Я рассказываю ей все, что знаю. Я слышу, как люди толпятся по другую сторону ящиков, а потом шаги удаляются. Я даже не успела рассказать ей о том, что увидела, как десятки людей по ту сторону ящиков столпились, чтобы подслушать. Я не могу винить их, это наша единственная надежда на выживание на этой планете.
— Есть еще одна вещь, — говорю я.
— Только одна? — с явным сарказмом спрашивает Розалинда.
— Ну да, наверное, — говорю я, и Лэйдон шипит.
— Друзья? — спрашивает он на своем языке, переводя взгляд с меня на Розалинду.
Я пожимаю плечами, потому что не чувствую между нами с ней дружелюбия по отношению друг к другу. Черт, я едва чувствую, что сейчас я принадлежу своему народу. Но я не могу ему сказать этого.
— Друзья, — подтверждаю я.
Розалинда внимательно наблюдает за нашим обменом репликами, но ничего не говорит, поэтому я продолжаю.
— Есть растение, очень опасное в плане его добычи, и, по-видимому, оно долго не хранится, но это… я точно не знаю. Мне нужно изучить его в лаборатории, но оно делает здешние условия сносными.
— Растение? Сносными? Что именно ты имеешь в виду?
Я хмурюсь, пытаясь понять, как объяснить про эпис, когда я на самом деле не знаю, что он делает, только лишь то, что я чувствую после его приема. Я не хочу показаться какой-то наркоманкой или что-то в этом роде.

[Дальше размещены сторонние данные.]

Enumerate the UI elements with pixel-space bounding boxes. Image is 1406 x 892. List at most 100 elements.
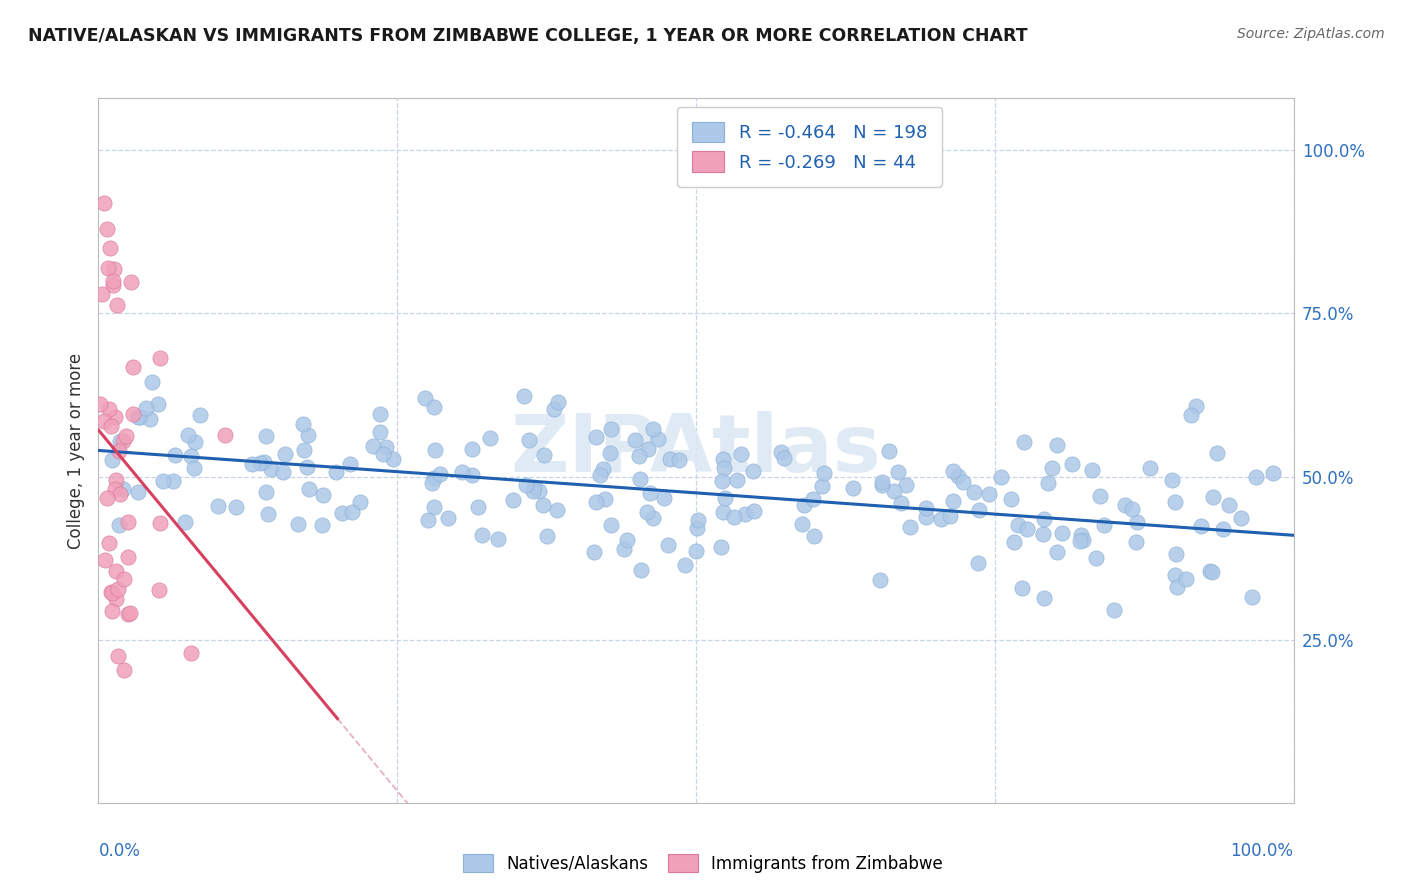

— Похоже, оно взаимодействует с телом на химическом уровне. С тех пор, как Лэйдон раздобыл для меня немного, я не… ну, мне не так уж и жарко. Голова не болит, спазмы в животе прошли, и я думаю, что больше не страдаю от теплового истощения.
Глаза Розалинды расширяются, а рот открывается в форме буквы «О».
— Ты шутишь, — тихо говорит она.
— Нет, — говорю я, пожимая плечами.
— Мы должны заполучить его. Завтра мы потеряем еще как минимум троих, если не окажем им помощь. У нас не хватает электролитов, для предотвращения обезвоживания, и не хватает продовольствия. Половина наших людей слегла, и не в состоянии ничего делать.
— Да, но, как я уже сказала, его опасно добывать, и оно долго не хранится, после того, как его сорвать. Я не знаю, как добыть достаточное количество, но дайте мне немного времени, и я думаю, что смогу что-нибудь придумать.
— Время — это то, чего у нас нет, — говорит она.
Я думаю об этом и вспоминаю мясо, которым меня кормил Лэйдон, и как мне стало лучше, когда я его съела, Я поворачиваюсь и изображаю, как ем.
— Лэйдон, еда. — Я пытаюсь вспомнить нужное слово. — Гу-с-тур? — произношу я.
Он делает жест, похожий на пожатие плечами.
— Гастер, — повторяет он.
Розалинда наблюдает за нашим обменом репликами, но молчит.
— Есть мясо одного животного, боюсь соврать какого, но Лэйдон кормил меня им пока не смог раздобыть для меня эпис. Оно может помочь сохранить всем жизнь, пока я не разберусь с растением.
— Ладно, тогда все, — говорит Розалинда и вытирает пот со лба. — У нас нет других вариантов. Мы должны довериться этому… Лэйдону. Ты сможешь отвести нас в этот город?
Я смотрю на Лэйдона, обдумывая свой ответ. Странно, но я чувствую к нему такую же преданность, как и к своему собственному народу. Надеюсь, он не будет возражать. Мне бы очень хотелось обсудить это с ним, чтобы мы могли поделиться друг с другом идеями, но языковой барьер делает это невозможным.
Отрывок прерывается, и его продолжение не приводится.